The camp has its own accommodation on site, and training and accommodation packages are available with prices depending on the type of accommodation and the season. It is only five minutes' walk away from Lamai's palm tree lined beach.
A twin/double air-conditioned room with private bathroom, plus training, costs per person: 650 -750 baht daily, 4000 - 4500 baht weekly and 12000 - 15000 baht monthly. Non - resident training prices are 150 baht daily, 700 baht weekly and 1500 baht monthly. An hour long private lesson costs between 500 and 800 baht. Full information is available by contacting the camp at firstname.lastname@example.org; the camp website is www.wmcmuaythaicamp.com. There is also a fully equipped gym with a small charge for use. See www.lamaifitness.com for details.
The Lamai Beach area has plenty of bars and restaurants, and a Thai boxing stadium where experienced fighters from the camp regularly fight.
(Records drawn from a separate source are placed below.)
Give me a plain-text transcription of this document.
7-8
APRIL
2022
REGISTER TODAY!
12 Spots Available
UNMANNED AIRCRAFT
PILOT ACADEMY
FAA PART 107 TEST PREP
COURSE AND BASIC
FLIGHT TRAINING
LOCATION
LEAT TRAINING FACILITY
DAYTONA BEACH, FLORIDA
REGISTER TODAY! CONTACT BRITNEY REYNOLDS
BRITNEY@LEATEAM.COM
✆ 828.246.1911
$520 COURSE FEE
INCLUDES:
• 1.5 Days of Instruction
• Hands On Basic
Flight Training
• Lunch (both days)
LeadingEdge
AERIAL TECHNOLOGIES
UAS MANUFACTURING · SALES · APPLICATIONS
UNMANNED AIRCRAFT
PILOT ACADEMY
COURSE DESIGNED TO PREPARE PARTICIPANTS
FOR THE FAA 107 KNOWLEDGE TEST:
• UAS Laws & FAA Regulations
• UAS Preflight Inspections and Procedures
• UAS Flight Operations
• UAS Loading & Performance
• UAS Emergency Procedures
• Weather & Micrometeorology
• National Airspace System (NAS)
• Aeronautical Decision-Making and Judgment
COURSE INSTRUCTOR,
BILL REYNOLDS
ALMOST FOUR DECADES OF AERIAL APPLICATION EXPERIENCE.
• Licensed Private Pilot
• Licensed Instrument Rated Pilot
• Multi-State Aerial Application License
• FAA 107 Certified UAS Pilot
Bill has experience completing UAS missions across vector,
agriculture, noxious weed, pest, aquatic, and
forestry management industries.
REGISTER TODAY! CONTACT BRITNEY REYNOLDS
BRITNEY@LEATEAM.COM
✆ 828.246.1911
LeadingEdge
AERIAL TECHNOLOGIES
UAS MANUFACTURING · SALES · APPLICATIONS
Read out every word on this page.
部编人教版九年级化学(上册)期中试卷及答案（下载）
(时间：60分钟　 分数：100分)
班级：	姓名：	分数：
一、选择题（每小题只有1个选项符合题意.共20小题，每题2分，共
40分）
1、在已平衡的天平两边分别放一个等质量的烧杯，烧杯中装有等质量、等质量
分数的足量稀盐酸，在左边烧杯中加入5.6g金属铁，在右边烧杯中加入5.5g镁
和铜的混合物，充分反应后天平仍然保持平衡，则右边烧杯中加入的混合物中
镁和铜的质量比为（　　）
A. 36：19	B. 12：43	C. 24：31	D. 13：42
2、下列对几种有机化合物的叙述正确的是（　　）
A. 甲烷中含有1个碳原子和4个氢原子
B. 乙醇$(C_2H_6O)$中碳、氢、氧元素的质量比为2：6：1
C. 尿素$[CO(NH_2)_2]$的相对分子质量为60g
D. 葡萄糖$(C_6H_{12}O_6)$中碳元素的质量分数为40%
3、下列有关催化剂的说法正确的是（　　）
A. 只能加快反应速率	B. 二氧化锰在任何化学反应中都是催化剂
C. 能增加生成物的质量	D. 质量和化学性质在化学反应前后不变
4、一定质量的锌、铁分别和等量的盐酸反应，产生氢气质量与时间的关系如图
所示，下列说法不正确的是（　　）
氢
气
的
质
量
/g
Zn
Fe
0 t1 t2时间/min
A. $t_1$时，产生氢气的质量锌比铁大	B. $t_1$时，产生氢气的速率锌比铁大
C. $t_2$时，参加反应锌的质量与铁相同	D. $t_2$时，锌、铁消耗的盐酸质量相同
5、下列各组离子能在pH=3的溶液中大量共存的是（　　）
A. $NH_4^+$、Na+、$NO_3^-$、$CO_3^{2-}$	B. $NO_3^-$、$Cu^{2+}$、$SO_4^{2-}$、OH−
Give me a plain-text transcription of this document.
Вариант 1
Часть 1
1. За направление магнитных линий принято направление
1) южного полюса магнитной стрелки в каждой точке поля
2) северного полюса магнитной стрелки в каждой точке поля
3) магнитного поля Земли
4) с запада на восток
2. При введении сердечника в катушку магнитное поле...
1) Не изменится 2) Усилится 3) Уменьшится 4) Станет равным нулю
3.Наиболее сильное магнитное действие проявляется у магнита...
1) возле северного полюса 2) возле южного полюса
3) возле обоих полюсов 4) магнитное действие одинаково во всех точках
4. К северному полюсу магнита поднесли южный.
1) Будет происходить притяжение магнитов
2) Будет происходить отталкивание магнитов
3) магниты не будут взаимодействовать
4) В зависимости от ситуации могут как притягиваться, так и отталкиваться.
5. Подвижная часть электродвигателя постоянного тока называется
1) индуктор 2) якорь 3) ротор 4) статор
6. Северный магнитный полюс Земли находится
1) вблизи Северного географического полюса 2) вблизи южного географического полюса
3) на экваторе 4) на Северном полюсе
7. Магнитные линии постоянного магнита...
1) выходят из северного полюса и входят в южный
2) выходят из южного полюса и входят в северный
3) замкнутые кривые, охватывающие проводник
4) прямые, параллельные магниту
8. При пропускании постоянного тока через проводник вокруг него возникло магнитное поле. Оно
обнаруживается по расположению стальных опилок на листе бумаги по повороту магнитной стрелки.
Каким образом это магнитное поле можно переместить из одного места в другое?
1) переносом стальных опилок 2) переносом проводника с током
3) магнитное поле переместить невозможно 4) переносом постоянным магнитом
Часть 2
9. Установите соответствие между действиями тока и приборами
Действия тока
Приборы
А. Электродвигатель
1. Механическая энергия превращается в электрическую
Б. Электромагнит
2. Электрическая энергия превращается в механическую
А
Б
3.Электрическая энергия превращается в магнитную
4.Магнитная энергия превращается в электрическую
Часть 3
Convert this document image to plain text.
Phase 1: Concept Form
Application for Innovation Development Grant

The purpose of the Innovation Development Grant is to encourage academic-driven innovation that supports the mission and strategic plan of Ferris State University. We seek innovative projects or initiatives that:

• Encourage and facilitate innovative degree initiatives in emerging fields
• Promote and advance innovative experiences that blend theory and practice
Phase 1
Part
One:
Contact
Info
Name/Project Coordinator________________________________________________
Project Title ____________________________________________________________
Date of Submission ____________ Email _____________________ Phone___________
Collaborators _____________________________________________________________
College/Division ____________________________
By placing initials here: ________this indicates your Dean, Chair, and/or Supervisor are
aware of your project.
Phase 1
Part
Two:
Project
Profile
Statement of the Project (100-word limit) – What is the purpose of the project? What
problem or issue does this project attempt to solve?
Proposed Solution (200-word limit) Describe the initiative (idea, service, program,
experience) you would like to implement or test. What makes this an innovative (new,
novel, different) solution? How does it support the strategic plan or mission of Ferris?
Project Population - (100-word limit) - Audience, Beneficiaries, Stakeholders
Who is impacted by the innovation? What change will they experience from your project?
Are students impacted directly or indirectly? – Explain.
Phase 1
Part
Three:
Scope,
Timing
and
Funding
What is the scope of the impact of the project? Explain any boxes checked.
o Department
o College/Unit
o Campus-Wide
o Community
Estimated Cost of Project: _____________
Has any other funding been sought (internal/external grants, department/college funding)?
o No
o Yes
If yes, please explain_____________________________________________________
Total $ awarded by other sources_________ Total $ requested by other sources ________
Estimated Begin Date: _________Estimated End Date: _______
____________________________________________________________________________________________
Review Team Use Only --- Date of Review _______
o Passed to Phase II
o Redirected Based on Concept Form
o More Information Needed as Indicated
There are many trips which can be taken around the island, and also a trip to the monthly all-night full moon party on nearby Koh Phangan Island.
I stayed at Amadeus Bungalows (129 Moo 3, Maret; no website). It is situated across the road from the training camp and offers friendly accommodation from 300 - 1000 baht and a restaurant serving excellent food.
The Orchid Suites Resort is also nearby (129/11 Moo 3, Maret). It offers three star accommodation in traditional thatched cottages. There is also a large open air swimming pool. Prices range from 1100 - 2300 baht.
It is essential that you take out specialist travel insurance which covers Thai boxing. Useful websites for UK residents include: www.essentialtravel.co.uk; www.dogtag.co.uk and www.sportscoverdirect.com.
You will get more out of your training if you try and get into shape before you travel. It also helps to have an idea of Muay Thai techniques and what to expect. Check out YouTube to see what Thai boxing is all about. Muay Thai Basics by Christophe Delp is a useful introductory book and useful websites include www.muaythaiboxing.ws and www.muaythai.me.